Pulsar introduces Pulsar Functions and Pulsar IO connectors since 2.0 release.

Pulsar Functions is a turnkey serverless event streaming framework built natively for Apache Pulsar. Pulsar Functions enable users to create event processing logic on a per message basis and bring simplicity and serverless concepts to event streaming, thus eliminating the need to deploy a separate stream processing system. Popular concepts of Pulsar Functions include ETL jobs, real-time aggregation, microserices, reactive services, event routing, and more.

Pulsar IO is a framework that allows you to ingress or egress events from and to Pulsar using the existing Pulsar Functions framework. Pulsar IO consists source and sink connectors. A source is an event processor that ingests data from an external system into Pulsar, while a sink is an event processor that egresses data from Pulsar to an external system.

Both Pulsar Functions and Pulsar IO connectors provide serverless frameworks that make building event streaming application become simpler.

Pulsar Functions supports writing streaming functions using popular languages including Java, Python and Go. It also support different deployment options, from co-running functions/connectors with brokers, running them in a dedicated function worker cluster, to scheduling them on Kubernetes.

Problems

Pulsar supports running functions and connectors on Kubernetes. The existing Kubernetes scheduler implementation stores the functions and connectors metadata within a Pulsar cluster using Pulsar topics and schedules the functions and connectors to run on Kubernetes.

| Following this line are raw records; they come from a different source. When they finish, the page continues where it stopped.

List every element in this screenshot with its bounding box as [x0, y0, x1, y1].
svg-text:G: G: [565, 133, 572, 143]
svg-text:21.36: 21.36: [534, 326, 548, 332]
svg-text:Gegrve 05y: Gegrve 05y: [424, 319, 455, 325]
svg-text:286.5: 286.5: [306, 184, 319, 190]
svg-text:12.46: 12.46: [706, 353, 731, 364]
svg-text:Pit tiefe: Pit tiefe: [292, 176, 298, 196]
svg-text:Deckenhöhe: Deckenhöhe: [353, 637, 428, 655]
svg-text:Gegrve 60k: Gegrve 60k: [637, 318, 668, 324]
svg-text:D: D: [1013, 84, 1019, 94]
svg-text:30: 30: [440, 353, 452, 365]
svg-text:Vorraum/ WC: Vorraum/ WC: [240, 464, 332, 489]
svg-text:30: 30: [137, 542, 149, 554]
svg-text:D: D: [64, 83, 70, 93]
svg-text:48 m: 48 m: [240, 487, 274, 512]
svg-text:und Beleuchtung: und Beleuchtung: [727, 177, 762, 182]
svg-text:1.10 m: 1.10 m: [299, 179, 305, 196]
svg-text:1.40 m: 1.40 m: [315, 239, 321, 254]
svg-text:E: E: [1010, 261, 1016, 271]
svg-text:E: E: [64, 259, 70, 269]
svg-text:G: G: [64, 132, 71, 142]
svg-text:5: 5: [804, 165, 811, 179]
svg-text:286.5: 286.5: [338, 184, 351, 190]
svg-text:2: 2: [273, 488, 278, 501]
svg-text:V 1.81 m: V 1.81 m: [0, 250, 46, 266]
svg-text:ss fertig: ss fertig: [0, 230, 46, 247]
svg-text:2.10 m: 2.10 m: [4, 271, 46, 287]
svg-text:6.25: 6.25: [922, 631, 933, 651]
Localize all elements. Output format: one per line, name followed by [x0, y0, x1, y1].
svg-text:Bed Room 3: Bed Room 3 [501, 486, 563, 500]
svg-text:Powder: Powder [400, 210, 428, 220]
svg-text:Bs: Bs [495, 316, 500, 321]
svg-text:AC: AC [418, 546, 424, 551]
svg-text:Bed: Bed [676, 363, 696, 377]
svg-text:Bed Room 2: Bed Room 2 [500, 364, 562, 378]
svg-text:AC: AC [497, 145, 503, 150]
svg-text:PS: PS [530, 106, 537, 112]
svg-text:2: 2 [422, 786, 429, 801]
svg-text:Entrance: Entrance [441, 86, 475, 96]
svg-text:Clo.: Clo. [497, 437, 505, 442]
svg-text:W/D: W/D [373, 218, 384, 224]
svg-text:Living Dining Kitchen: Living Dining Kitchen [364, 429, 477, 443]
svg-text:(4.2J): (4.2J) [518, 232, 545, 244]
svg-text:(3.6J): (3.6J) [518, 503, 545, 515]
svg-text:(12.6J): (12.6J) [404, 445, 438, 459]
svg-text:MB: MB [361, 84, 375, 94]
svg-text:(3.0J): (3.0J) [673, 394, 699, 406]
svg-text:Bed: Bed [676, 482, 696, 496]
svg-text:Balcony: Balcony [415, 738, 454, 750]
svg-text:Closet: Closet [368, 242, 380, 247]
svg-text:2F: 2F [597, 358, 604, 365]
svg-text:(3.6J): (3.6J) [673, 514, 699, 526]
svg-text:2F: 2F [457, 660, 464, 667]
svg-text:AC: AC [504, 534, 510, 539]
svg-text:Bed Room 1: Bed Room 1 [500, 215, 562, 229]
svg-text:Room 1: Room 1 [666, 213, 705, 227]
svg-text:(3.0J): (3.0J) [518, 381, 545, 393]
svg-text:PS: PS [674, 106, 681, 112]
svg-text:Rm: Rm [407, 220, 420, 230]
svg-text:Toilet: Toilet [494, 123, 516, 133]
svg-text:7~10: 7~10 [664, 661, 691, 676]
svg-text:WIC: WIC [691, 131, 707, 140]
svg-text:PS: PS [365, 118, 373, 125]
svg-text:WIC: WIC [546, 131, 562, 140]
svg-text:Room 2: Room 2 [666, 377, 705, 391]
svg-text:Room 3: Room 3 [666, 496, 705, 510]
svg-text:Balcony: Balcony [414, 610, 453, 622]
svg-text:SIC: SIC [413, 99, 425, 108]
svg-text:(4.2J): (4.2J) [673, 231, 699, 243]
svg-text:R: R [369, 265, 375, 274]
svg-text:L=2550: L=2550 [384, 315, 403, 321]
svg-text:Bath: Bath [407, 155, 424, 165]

There are a few drawbacks of this implementation:

  1. The function metadata is stored in Pulsar and the function running state is managed by Kubernetes. It results in inconsistency between metadata and state, which makes management become complicated and problematic. For example, the StatefulSet running Pulsar Functions can be deleted from Kubernetes, which is beyond the control of Pulsar scheduler.

  2. The existing implementation uses Pulsar topics for storing function metadata. It can cause brokers in a crash loop if the function metadata topics are temperaily not available.

  3. The existing implementation is tied to one Pulsar cluster. It makes functions interacting with multiple Pulsar clusters become complicated.

  4. This existing implementation makes it hard for users deploying Pulsar Functions in Kubernetes to implement certain features, such as auto-scaling.

Additionally, with the increased adoption of Pulsar Functions and Pulsar IO connectors for building serverless event streaming applications, people are looking for orchestrating multiple functions into a single streaming job to archive complex event streaming capabilities. Without Function Mesh, there is a lot of manual work to organize and manage multiple functions to process events.

To solve the pain points and make Pulsar Functions Kubernetes-native, we developed Function Mesh -- a serverless framework purpose-built for running Pulsar Functions and connectors natively on Kubernetes and for simplifying building complext event streaming applications.